Object.defineProperty

Object.defineProperty(obj, "name", {
    value: "my name", # This can be a function as well.
    writeable: false, # Ensure that this is a constant and cannot be overwritten
    enumerable: true, # When we do Object.keys and iterate, will this value should up
    configurable: false # Once you set the value, you are not able to set it to a different value anymore
})

Object.create for inheritance

Inheritance is when you create a new object, whatever variables of that object are now configurable.


Creational Design pattern

Constructor Pattern


Use to Create new object with their own object scope. you use the new keyword and that creates a bran new object. links to an object prototype, and binds ‘this’ to the object scope. Implicitly returns ‘this’ well.


When you call new Object, whatever you set to ‘this’ in the function, it will return the ‘this’ as the return variable. Every new object will bind that object’s ‘this’


Prototype = an encapsulation of properties that an object links to. so every new object that is created, they are not created along with the new instance or copied in, they merely link back to that one same prototype variable.

ClassName.prototype.methodName = function(arguments){

}

Var Task = function(name){
    this.name = name;
    this.completed = false;
}

Becomes:

Class Task {
    constructor(name){
        this.name = name;
        this.completed = false;
    }
}

Task.prototype.complete = function(){
    // ... whatever this function is
    this.completed = true; // This 'this' is referencing the Task's this that was bind to the object.
}

Task.prototype.save = function(){
    function.call(this); //this is referring to the Task Object
}

Using this allows for more efficient way of creating new instances.


Module Pattern


The way to encapsulate methods, to create a toolbox of functions to call. Object Literal. Module pattern create functions to create a service. Wrap the set of functions to abstract out the db method calls from the the application layer.


Module pattern is kinda the same as class static functions, in which the external service setups can be abstracted away from the application layer, and just having the application to call some methods that wrapped the actual call to DB. Just a fancy name to do encapsulation and abstraction of external services.


Factory Pattern


A pattern used to simply object creation. Simplifies Object creation
creating different objects based on need. It has a repository creation. So your controller does not have to worry. It is in the factory where you put in the cache, since factory is concern with object creation in which it can fetch from cache and create these object. With the factory pattern as well, you can also help ensure that application side is only getting consistent code that does not have to worry about the cache layer.


Singleton Pattern


Singleton is used to restrict an object to one instance of that object across the application. Remembers the last time you used it, hands back the same instance when called. Usually have a “getInstance” sort of function. If the instance does not exists, it will simply just create a new instance and return back to the caller. Referring back to BotFactory, getFirstBot will check if this.bots has been created, else it will create a new BotTemplate that gets from cache or completely new from the top, and then return that newly created instance.

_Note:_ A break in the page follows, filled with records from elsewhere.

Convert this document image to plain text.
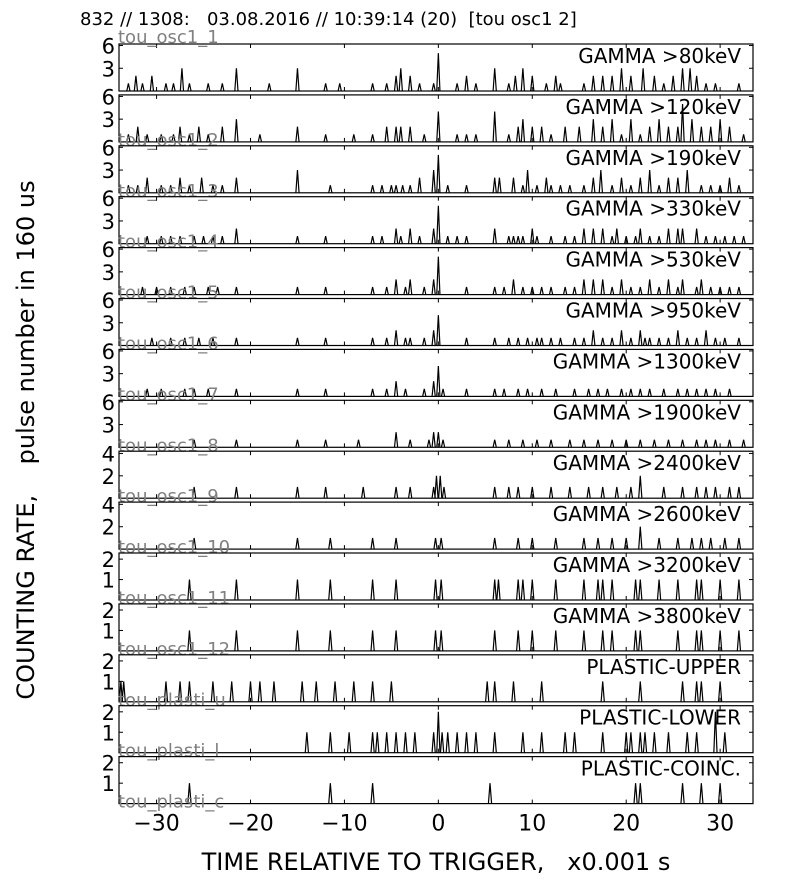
832 // 1308:   03.08.2016 // 10:39:14 (20)  [tou osc1 2]
3
6	GAMMA >80keV
tou_osc1_1
3
6	GAMMA >120keV
tou_osc1_2
3
6	GAMMA >190keV
tou_osc1_3
3
6	GAMMA >330keV
tou_osc1_4
3
6	GAMMA >530keV
tou_osc1_5
3
6	GAMMA >950keV
tou_osc1_6
3
6	GAMMA >1300keV
tou_osc1_7
3
6	GAMMA >1900keV
tou_osc1_8
2
4	GAMMA >2400keV
tou_osc1_9
2
4	GAMMA >2600keV
tou_osc1_10
1
2	GAMMA >3200keV
tou_osc1_11
1
2	GAMMA >3800keV
tou_osc1_12
1
2	PLASTIC-UPPER
tou_plasti_u
1
2	PLASTIC-LOWER
tou_plasti_l
1
2	PLASTIC-COINC.
tou_plasti_c
−30 −20 −10	0	10	20	30
COUNTING RATE,    pulse number in 160 us
TIME RELATIVE TO TRIGGER,   x0.001 s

Usecase: when do you use singleton? When you want to use the same instance and only need to have one instance of this object throughout the entire application. (application design patterns)


In Node.js, every module that are loaded are cached, so when you were to import the same module again, it will be reusing that cached version. Natively nodejs does cache, and thus can effectively create a singleton object for you. So technically when you export an the created instance of your object, whoever that imports that object instance will be the same one instance.


Structural Design Pattern


These patterns are concerned with how objects are made up and simplifies relationships between objects. The composition of objects, and this is about the relationships between objects. This allows you to either extend the functionality of objects using decorator pattern or to simplify functionalities using facade pattern or flyweight.


Decorator Pattern


Allows you to add functionalities into existing objects without being obstructive. More complete inheritance, wraps an object, and protects existing objects, all allowing extending functionalities.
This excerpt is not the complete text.